Ever wonder to what extent Utah adopts or recognizes the federal occupational safety and health administration’s standards (OSHA)? If so, this blog post is right up your alley. The Utah Supreme Court has held that federal OSHA standards may be relied on in establishing the standard of reasonable care employers should be operating by. The court has also held, however, that when a conflict exists between the federal and state OSHA standards, Utah’s OSHA standards will be followed.


Standard of Care

“Because [federal] OSHA standards are so widely known, understood, and followed, they constitute a legitimate source for determining the standard of reasonable care, and we hereby approve of their use.” Slisze v.
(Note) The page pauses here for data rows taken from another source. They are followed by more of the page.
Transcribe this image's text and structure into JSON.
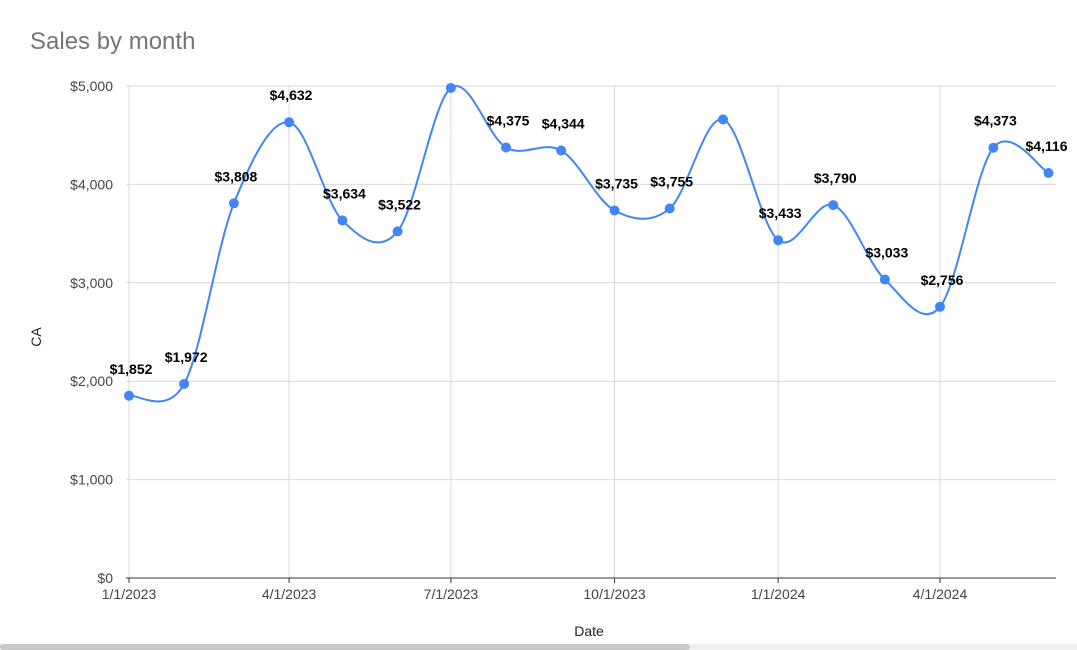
{
  "chart_data": {
    "type": "line",
    "title": "Sales by month",
    "xlabel": "Date",
    "ylabel": "CA",
    "ylim": [
      0,
      5000
    ],
    "yticks": [
      "$0",
      "$1,000",
      "$2,000",
      "$3,000",
      "$4,000",
      "$5,000"
    ],
    "yticks_values": [
      0,
      1000,
      2000,
      3000,
      4000,
      5000
    ],
    "xticks": [
      "1/1/2023",
      "4/1/2023",
      "7/1/2023",
      "10/1/2023",
      "1/1/2024",
      "4/1/2024"
    ],
    "xticks_dates": [
      "2023-01-01",
      "2023-04-01",
      "2023-07-01",
      "2023-10-01",
      "2024-01-01",
      "2024-04-01"
    ],
    "grid": true,
    "smooth": true,
    "line_color": "#4285f4",
    "series": [
      {
        "dates": [
          "2023-01-01",
          "2023-02-01",
          "2023-03-01",
          "2023-04-01",
          "2023-05-01",
          "2023-06-01",
          "2023-07-01",
          "2023-08-01",
          "2023-09-01",
          "2023-10-01",
          "2023-11-01",
          "2023-12-01",
          "2024-01-01",
          "2024-02-01",
          "2024-03-01",
          "2024-04-01",
          "2024-05-01",
          "2024-06-01"
        ],
        "values": [
          1852,
          1972,
          3808,
          4632,
          3634,
          3522,
          4980,
          4375,
          4344,
          3735,
          3755,
          4660,
          3433,
          3790,
          3033,
          2756,
          4373,
          4116
        ],
        "labels": [
          "$1,852",
          "$1,972",
          "$3,808",
          "$4,632",
          "$3,634",
          "$3,522",
          "",
          "$4,375",
          "$4,344",
          "$3,735",
          "$3,755",
          "",
          "$3,433",
          "$3,790",
          "$3,033",
          "$2,756",
          "$4,373",
          "$4,116"
        ]
      }
    ]
  }
}
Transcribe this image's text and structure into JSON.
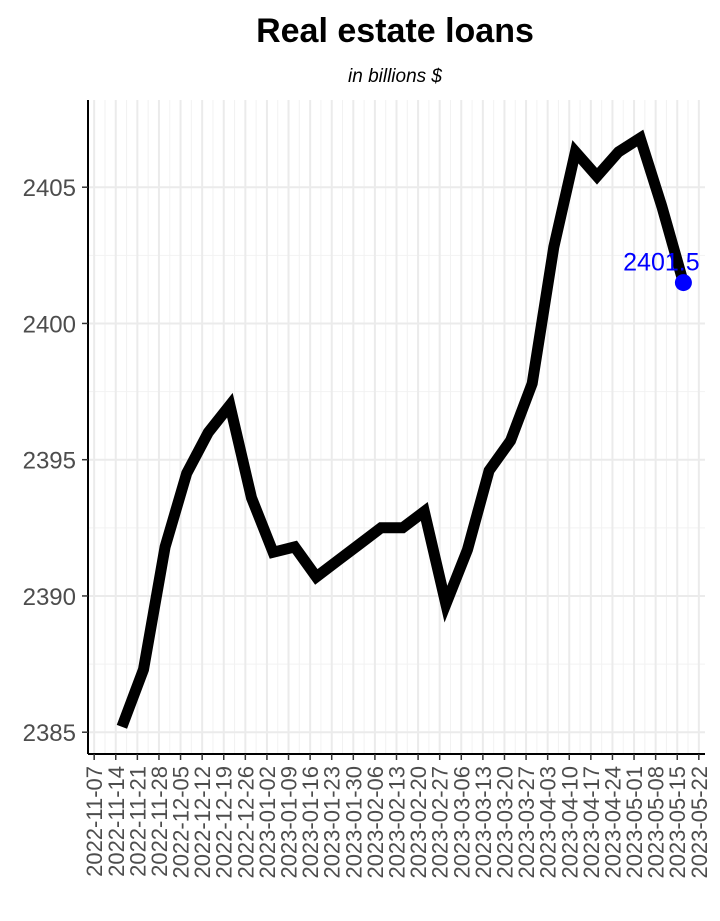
{
  "chart_data": {
    "type": "line",
    "title": "Real estate loans",
    "subtitle": "in billions $",
    "xlabel": "",
    "ylabel": "",
    "x_ticks": [
      "2022-11-07",
      "2022-11-14",
      "2022-11-21",
      "2022-11-28",
      "2022-12-05",
      "2022-12-12",
      "2022-12-19",
      "2022-12-26",
      "2023-01-02",
      "2023-01-09",
      "2023-01-16",
      "2023-01-23",
      "2023-01-30",
      "2023-02-06",
      "2023-02-13",
      "2023-02-20",
      "2023-02-27",
      "2023-03-06",
      "2023-03-13",
      "2023-03-20",
      "2023-03-27",
      "2023-04-03",
      "2023-04-10",
      "2023-04-17",
      "2023-04-24",
      "2023-05-01",
      "2023-05-08",
      "2023-05-15",
      "2023-05-22"
    ],
    "x": [
      "2022-11-16",
      "2022-11-23",
      "2022-11-30",
      "2022-12-07",
      "2022-12-14",
      "2022-12-21",
      "2022-12-28",
      "2023-01-04",
      "2023-01-11",
      "2023-01-18",
      "2023-01-25",
      "2023-02-01",
      "2023-02-08",
      "2023-02-15",
      "2023-02-22",
      "2023-03-01",
      "2023-03-08",
      "2023-03-15",
      "2023-03-22",
      "2023-03-29",
      "2023-04-05",
      "2023-04-12",
      "2023-04-19",
      "2023-04-26",
      "2023-05-03",
      "2023-05-10",
      "2023-05-17"
    ],
    "y": [
      2385.2,
      2387.3,
      2391.8,
      2394.5,
      2396.0,
      2397.0,
      2393.6,
      2391.6,
      2391.8,
      2390.7,
      2391.3,
      2391.9,
      2392.5,
      2392.5,
      2393.1,
      2389.7,
      2391.7,
      2394.6,
      2395.7,
      2397.8,
      2402.8,
      2406.3,
      2405.4,
      2406.3,
      2406.8,
      2404.3,
      2401.5
    ],
    "y_ticks": [
      2385,
      2390,
      2395,
      2400,
      2405
    ],
    "ylim": [
      2384.2,
      2408.2
    ],
    "xlim": [
      "2022-11-05",
      "2023-05-24"
    ],
    "last_point_label": "2401.5",
    "line_color": "#000000",
    "highlight_color": "#0000ff",
    "grid": true
  }
}
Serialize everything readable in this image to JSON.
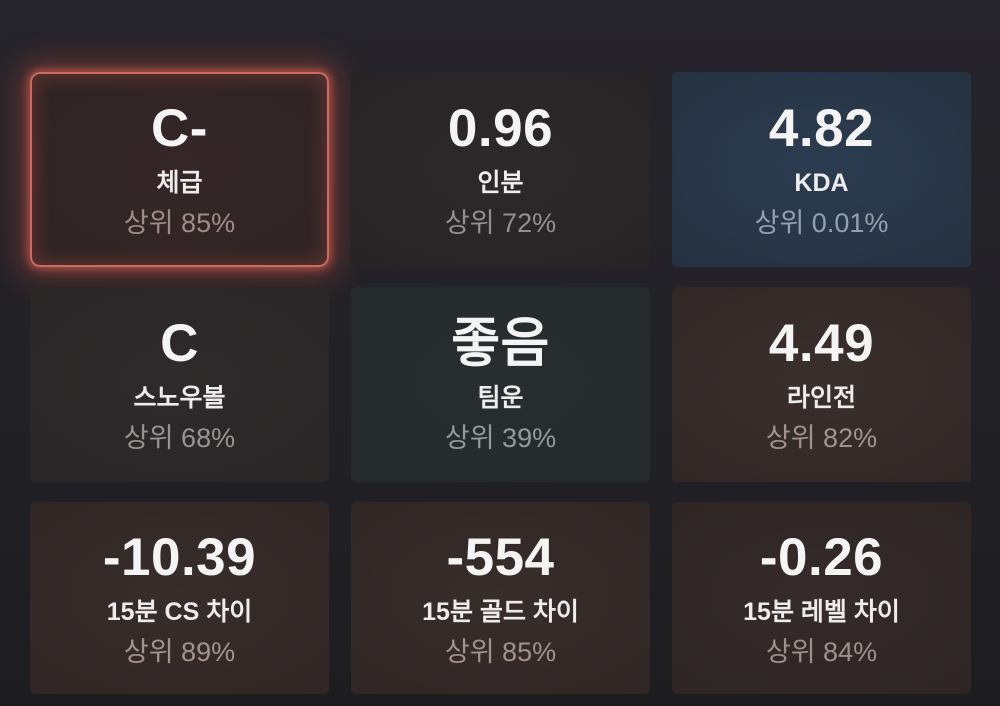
{
  "page": {
    "background_top": "#26252b",
    "background_bottom": "#1d1d20",
    "accent_glow": "#bc625c"
  },
  "cards": [
    {
      "id": "physique",
      "value": "C-",
      "label": "체급",
      "percentile": "상위 85%",
      "highlighted": true,
      "bg_center": "#352728",
      "bg_edge": "#2a2021",
      "pct_color": "#a18b88"
    },
    {
      "id": "carry-share",
      "value": "0.96",
      "label": "인분",
      "percentile": "상위 72%",
      "highlighted": false,
      "bg_center": "#2d282a",
      "bg_edge": "#242022",
      "pct_color": "#949092"
    },
    {
      "id": "kda",
      "value": "4.82",
      "label": "KDA",
      "percentile": "상위 0.01%",
      "highlighted": false,
      "bg_center": "#2c3c50",
      "bg_edge": "#202a35",
      "pct_color": "#93a0ad"
    },
    {
      "id": "snowball",
      "value": "C",
      "label": "스노우볼",
      "percentile": "상위 68%",
      "highlighted": false,
      "bg_center": "#2f2a2b",
      "bg_edge": "#252122",
      "pct_color": "#999394"
    },
    {
      "id": "team-luck",
      "value": "좋음",
      "label": "팀운",
      "percentile": "상위 39%",
      "highlighted": false,
      "bg_center": "#282e30",
      "bg_edge": "#222627",
      "pct_color": "#939a9c"
    },
    {
      "id": "laning",
      "value": "4.49",
      "label": "라인전",
      "percentile": "상위 82%",
      "highlighted": false,
      "bg_center": "#3a2f2d",
      "bg_edge": "#292120",
      "pct_color": "#a39290"
    },
    {
      "id": "cs-diff-15min",
      "value": "-10.39",
      "label": "15분 CS 차이",
      "percentile": "상위 89%",
      "highlighted": false,
      "bg_center": "#372d2b",
      "bg_edge": "#2a2120",
      "pct_color": "#a5938f"
    },
    {
      "id": "gold-diff-15min",
      "value": "-554",
      "label": "15분 골드 차이",
      "percentile": "상위 85%",
      "highlighted": false,
      "bg_center": "#372d2b",
      "bg_edge": "#2a2120",
      "pct_color": "#a3928e"
    },
    {
      "id": "level-diff-15min",
      "value": "-0.26",
      "label": "15분 레벨 차이",
      "percentile": "상위 84%",
      "highlighted": false,
      "bg_center": "#342b2a",
      "bg_edge": "#281f1f",
      "pct_color": "#9f908c"
    }
  ]
}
Stanley-Bostitch, 1999 UT 20, ¶ 18, 979 P.2d 317, 321. In Slisze, the court found that federal OSHA standards were admissible as government standards established for an industry, which created rebuttable presumption of non-defectiveness in products liability action against manufacturer of pneumatic nailer. Id.

 Conflict in Statutes

Where a conflict between the federal OSHA and Utah OSHA exist, Utah OSHA will be followed. Hughes Gen. Contractors, Inc. v. Utah Labor Comm’n, 2014 UT 3, ¶ 23, 322 P.3d 712, 717.  In this case the Utah Supreme Court was asked to determine the viability of the so-called multi-employer work site doctrine under the Utah Occupational Safety and Health Act (UOSHA). The doctrine makes a general contractor responsible for the occupational safety of all workers on a work site—even those who are not the contractor’s employees. Id. at 714. Federal OSHA regulations adopted this doctrine, and federal courts have upheld it as consistent with the governing federal statute. Id.  Justice Lee, writing for a unanimous court, held that the Utah OSHA standards were distinguishable, and, as a result, the federal OSHA standard did not apply. Id. at 716–17.